Professor Harris, Professor of Environmental Technology, Cranfield Soil and Agrifood Institute, pointed to adopting a ‘five capitals’ perspective – encompassing natural, social, human, built and financial capitals – in order to capture a whole of society approach to resilience.
“Unless we consider all of these things – and certainly in the context of the SDGs – and how they interact, we’ll never get to be able to understand the complexity of the system, the functions that arise from it and therefore emerging properties, in particular resilience,” said Professor Harris.
Dr Harwood, Director of Defence and Security, Cranfield University, said: “The SDGs are about guiding us where we want to be in the coming ten or so years, and while they are broadly framed within 17 goals, they’re all inherently linked with each other forming an indivisible system that the UN looks at from a social, economic and environmental perspective. We also need to consider the human and built, to cover the five capitals.

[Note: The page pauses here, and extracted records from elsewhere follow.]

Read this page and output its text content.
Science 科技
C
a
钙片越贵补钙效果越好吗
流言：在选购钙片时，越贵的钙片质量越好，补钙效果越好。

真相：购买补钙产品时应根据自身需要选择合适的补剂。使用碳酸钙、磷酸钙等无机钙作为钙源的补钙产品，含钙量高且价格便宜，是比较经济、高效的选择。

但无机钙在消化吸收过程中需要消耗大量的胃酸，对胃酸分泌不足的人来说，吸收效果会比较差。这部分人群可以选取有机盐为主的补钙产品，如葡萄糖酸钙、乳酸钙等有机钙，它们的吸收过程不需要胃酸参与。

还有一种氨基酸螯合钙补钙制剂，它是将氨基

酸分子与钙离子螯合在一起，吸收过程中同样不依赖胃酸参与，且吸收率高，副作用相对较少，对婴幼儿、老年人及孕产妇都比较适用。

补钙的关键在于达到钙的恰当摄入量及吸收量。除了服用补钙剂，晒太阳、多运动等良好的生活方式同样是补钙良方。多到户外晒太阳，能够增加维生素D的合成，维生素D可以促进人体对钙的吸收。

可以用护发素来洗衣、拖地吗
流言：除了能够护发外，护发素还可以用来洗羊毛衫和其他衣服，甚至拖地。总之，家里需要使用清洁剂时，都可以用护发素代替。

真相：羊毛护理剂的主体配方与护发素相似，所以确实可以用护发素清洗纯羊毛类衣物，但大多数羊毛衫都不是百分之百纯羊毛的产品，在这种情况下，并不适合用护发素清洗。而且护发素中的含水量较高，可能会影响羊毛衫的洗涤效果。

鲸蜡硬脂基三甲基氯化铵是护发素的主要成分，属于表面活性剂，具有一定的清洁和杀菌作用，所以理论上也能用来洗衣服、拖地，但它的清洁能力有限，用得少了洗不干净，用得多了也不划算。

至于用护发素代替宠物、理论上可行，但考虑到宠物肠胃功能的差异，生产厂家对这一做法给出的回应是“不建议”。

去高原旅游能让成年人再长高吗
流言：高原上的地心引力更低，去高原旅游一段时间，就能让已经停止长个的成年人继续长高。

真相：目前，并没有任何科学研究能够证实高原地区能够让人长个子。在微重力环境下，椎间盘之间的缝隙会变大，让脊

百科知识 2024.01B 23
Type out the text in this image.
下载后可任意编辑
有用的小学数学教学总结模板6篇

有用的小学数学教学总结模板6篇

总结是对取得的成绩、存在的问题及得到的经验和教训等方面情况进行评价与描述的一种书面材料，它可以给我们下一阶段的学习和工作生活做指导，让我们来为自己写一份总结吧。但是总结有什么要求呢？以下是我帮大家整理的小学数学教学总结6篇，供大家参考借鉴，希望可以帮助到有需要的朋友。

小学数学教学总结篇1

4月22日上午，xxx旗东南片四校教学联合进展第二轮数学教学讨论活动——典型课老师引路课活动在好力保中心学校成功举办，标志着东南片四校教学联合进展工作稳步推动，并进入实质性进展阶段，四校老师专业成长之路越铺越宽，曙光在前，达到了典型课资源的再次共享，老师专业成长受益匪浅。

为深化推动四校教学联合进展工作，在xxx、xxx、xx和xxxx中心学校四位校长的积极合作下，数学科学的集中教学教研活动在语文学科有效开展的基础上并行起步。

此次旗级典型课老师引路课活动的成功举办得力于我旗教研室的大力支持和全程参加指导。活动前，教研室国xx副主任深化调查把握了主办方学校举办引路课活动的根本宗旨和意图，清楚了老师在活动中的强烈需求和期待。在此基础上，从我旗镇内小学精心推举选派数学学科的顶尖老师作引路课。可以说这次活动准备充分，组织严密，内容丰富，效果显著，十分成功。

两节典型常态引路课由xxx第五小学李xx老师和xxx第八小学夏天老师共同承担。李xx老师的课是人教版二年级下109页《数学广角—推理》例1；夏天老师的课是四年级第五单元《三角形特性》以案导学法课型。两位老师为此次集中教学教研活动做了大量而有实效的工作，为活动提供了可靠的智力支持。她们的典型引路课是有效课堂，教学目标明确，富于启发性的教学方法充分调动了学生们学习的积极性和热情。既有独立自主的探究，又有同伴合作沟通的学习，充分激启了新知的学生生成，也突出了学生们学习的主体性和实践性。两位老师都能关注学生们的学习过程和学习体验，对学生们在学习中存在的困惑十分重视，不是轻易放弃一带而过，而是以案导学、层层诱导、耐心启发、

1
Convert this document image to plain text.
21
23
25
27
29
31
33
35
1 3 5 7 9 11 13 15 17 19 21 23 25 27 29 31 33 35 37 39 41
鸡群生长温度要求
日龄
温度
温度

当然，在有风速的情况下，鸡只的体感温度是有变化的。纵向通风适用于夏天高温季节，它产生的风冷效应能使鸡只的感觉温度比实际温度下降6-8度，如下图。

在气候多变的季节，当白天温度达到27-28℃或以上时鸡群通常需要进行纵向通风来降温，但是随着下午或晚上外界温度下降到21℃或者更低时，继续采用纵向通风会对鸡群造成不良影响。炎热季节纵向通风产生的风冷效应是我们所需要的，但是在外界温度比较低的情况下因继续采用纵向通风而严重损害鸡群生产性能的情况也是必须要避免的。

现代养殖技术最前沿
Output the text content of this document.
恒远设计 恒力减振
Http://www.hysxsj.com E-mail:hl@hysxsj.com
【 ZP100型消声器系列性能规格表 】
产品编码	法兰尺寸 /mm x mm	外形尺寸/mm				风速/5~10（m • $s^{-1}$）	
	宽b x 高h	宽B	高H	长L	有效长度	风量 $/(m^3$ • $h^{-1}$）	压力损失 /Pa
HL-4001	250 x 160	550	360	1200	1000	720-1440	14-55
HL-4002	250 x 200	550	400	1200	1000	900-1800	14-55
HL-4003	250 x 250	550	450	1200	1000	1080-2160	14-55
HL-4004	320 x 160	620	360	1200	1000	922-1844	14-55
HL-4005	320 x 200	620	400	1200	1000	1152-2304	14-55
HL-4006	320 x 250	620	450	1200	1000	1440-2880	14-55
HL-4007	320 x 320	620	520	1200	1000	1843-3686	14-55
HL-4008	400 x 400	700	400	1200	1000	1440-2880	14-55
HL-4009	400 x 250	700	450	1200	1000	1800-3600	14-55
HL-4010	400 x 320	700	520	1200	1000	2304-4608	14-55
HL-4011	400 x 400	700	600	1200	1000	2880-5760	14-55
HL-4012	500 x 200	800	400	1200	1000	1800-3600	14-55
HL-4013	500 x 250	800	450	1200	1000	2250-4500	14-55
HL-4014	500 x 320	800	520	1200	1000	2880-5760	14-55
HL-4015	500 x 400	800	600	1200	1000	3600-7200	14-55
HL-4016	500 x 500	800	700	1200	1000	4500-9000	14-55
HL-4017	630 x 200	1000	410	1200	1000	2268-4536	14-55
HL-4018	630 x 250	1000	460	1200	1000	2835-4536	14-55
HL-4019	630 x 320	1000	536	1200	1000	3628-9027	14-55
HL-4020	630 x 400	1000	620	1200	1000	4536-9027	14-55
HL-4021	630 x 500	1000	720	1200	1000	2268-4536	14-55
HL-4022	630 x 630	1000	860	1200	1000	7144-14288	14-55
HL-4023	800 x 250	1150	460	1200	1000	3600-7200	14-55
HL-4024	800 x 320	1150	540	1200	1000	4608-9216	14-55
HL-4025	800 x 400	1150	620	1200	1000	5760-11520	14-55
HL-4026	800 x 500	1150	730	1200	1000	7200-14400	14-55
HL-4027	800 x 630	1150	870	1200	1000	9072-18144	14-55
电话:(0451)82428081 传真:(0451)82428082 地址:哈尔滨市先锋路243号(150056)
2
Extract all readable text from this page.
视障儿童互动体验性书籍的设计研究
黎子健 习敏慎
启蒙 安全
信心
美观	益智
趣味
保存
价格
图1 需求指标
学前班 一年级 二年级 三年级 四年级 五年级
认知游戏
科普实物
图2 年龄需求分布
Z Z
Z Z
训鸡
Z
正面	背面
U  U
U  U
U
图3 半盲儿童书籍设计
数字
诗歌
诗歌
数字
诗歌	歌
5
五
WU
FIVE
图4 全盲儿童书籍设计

“On the one hand, one goal or target may contribute to achieving other goals or targets, but on the other hand, the pursuit of a goal or target may conflict with achieving another. Understanding the interlinkages among the goals can help us to know where we need to target, the synergies and also the trade-offs.”
The UNGA76 Science Summit aimed to raise awareness of the role and contribution of science to the attainment of the UN SDGs, demonstrating initiatives that provide models for global science mechanisms and activities in support of the SDGs, particularly in the area of science infrastructure and capacity building.